USCT PORT : Toujours à la recherche d’une indépendance financière
L’Union sportive et culturelle des travailleurs du Port continue sa mutation dans le monde professionnel. Même s’il se cherche encore une stabilité financière, le club a déjà connu d’énormes changements autant dans son mode de fonctionnement que dans la prise en charge de sa cinquantaine de salariés. Entre projet de construction d’un grand complexe sportif et ambition de mise sur pied d’une équipe à dimension internationale, les dirigeants ont amorcé un nouveau virage. Objectif : parfaire le visage professionnel qui a longtemps fait le charme de cette formation
Parlez-leur de changement depuis l’avènement du professionnalisme au Sénégal, les réponses donnent l’impression d’indiquer que rien n’a véritablement bougé. Car avant même que le Sénégal ne bascule dans cette nouvelle expérience il y a cinq ans, les Portuaires avaient déjà une longueur d’avance sur leurs concurrents. Ils pensent, du moins, que leur équipe avait déjà un pied dedans avant les autres. Le palmarès assez flatteur justifie, peut-être, ce regard : Champion du Sénégal en 1990, 1991 et 2005, vainqueur de la Coupe du Sénégal en 2000.
Dans l’organisation, au niveau des conditions salariales et du mode de fonctionnement, dans la tête des anciens et des dirigeants du club, le professionnalisme n’a fait que rejoindre le Port qui répondait déjà aux exigences avant sa mise en œuvre. « C’est vrai que les choses commencent à bouger d’une manière générale. On voit que tout est bien structuré. On joue régulièrement, mais au Port, on vivait déjà le professionnalisme à l’époque de l’amateurisme », révèle Malick Daf, ancien joueur et actuel entraîneur de l’équipe. Pour le technicien, pas grand-chose n’a changé, en fait. « Les moyens ont toujours été là. Il y a certes eu des moments où on a connu des difficultés avec la suppression des subventions par l’ancien directeur des Ics, Djibril Fall, mais après, tout a été remis à l’ordre. On touchait 250.000, voire 300.000 FCfa, à l’époque où Tidiane Kane était là », se rappelle Malick Daff avec une fierté non feinte.

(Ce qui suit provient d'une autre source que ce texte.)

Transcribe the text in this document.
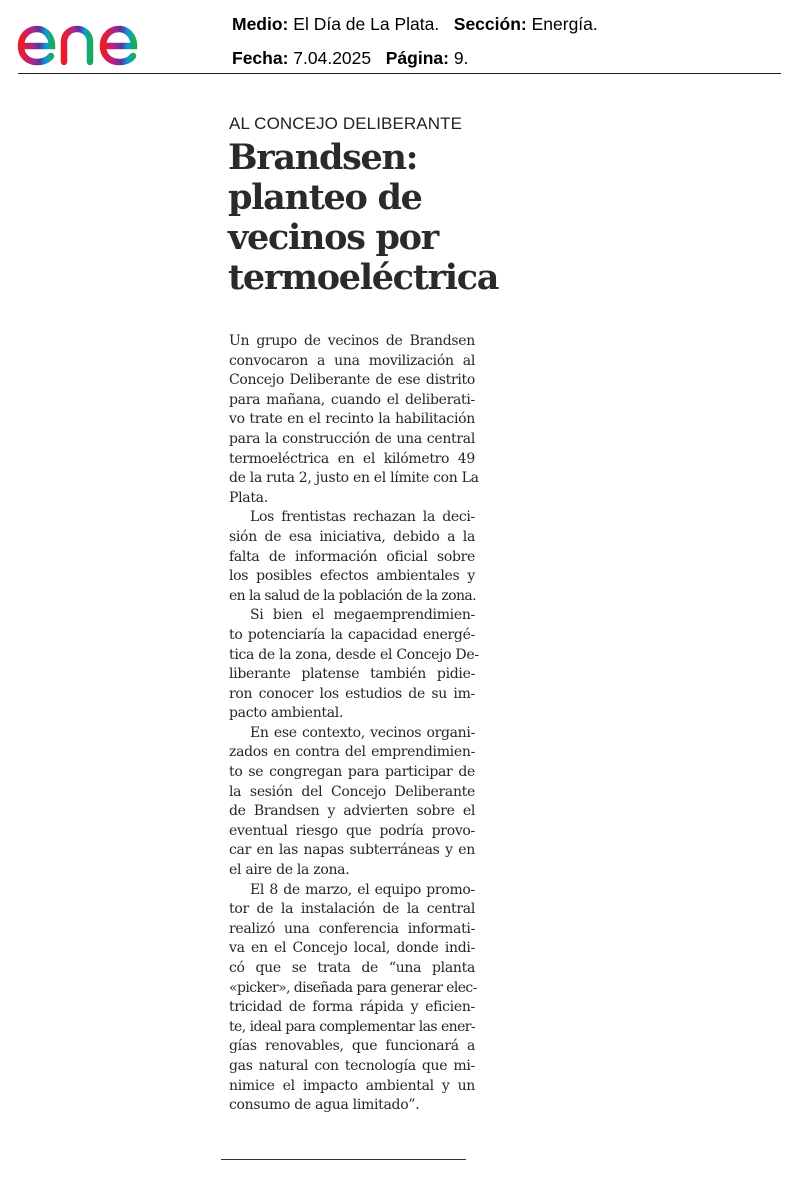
Medio: El Día de La Plata. Sección: Energía.
Fecha: 7.04.2025 Página: 9.
AL CONCEJO DELIBERANTE
Brandsen:
planteo de
vecinos por
termoeléctrica
Un grupo de vecinos de Brandsen
convocaron a una movilización al
Concejo Deliberante de ese distrito
para mañana, cuando el deliberati-
vo trate en el recinto la habilitación
para la construcción de una central
termoeléctrica en el kilómetro 49
de la ruta 2, justo en el límite con La
Plata.
Los frentistas rechazan la deci-
sión de esa iniciativa, debido a la
falta de información oficial sobre
los posibles efectos ambientales y
en la salud de la población de la zona.
Si bien el megaemprendimien-
to potenciaría la capacidad energé-
tica de la zona, desde el Concejo De-
liberante platense también pidie-
ron conocer los estudios de su im-
pacto ambiental.
En ese contexto, vecinos organi-
zados en contra del emprendimien-
to se congregan para participar de
la sesión del Concejo Deliberante
de Brandsen y advierten sobre el
eventual riesgo que podría provo-
car en las napas subterráneas y en
el aire de la zona.
El 8 de marzo, el equipo promo-
tor de la instalación de la central
realizó una conferencia informati-
va en el Concejo local, donde indi-
có que se trata de “una planta
«picker», diseñada para generar elec-
tricidad de forma rápida y eficien-
te, ideal para complementar las ener-
gías renovables, que funcionará a
gas natural con tecnología que mi-
nimice el impacto ambiental y un
consumo de agua limitado”.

Des débuts difficiles malgré les moyens
Tout était donc tracé pour mettre l’Ucst Port dans les habits d’un vrai prince d’un système naissant dans un monde qui ne lui était pas forcément inconnu. C’est, du moins, la première impression qui se dégage au vu des exigences de ce nouveau système qui nécessite avant tout beaucoup de moyens. Mais, le réveil a été aussi brutal que fut terrible la chute. Pour les Portuaires, l’euphorie de l’entrée dans cette nouvelle ère n’aura ainsi été qu’une éphémère chimère qui n’a mis que quelques mois pour virer à un vrai cauchemar fracassant à effet de bombe. Tant le monde du ballon rond était loin de soupçonner que le club qui se glorifiait de son statut d’enfant gâté du football sénégalais pouvait connaître des débuts aussi laborieux dans un professionnalisme qui semble taillé à sa mesure. Après seulement deux saisons, le Port est relégué en Ligue 2, le choc fut terrible pour Malick Daff qui, quelques années plutôt, avait contribué à écrire l’une des plus belles pages de l’histoire de cette formation qu’il a menée notamment au sacre en 2005. « La relégation m’a un peu surpris et je l’ai vécue avec beaucoup d’amertume. C’était un moment très difficile, même si je n’étais pas là en ce moment. Parce que le Port est une deuxième famille pour moi ; où que je sois, je porterai toujours ce club dans mon cœur. C’était une douloureuse surprise », regrette l’ancien international.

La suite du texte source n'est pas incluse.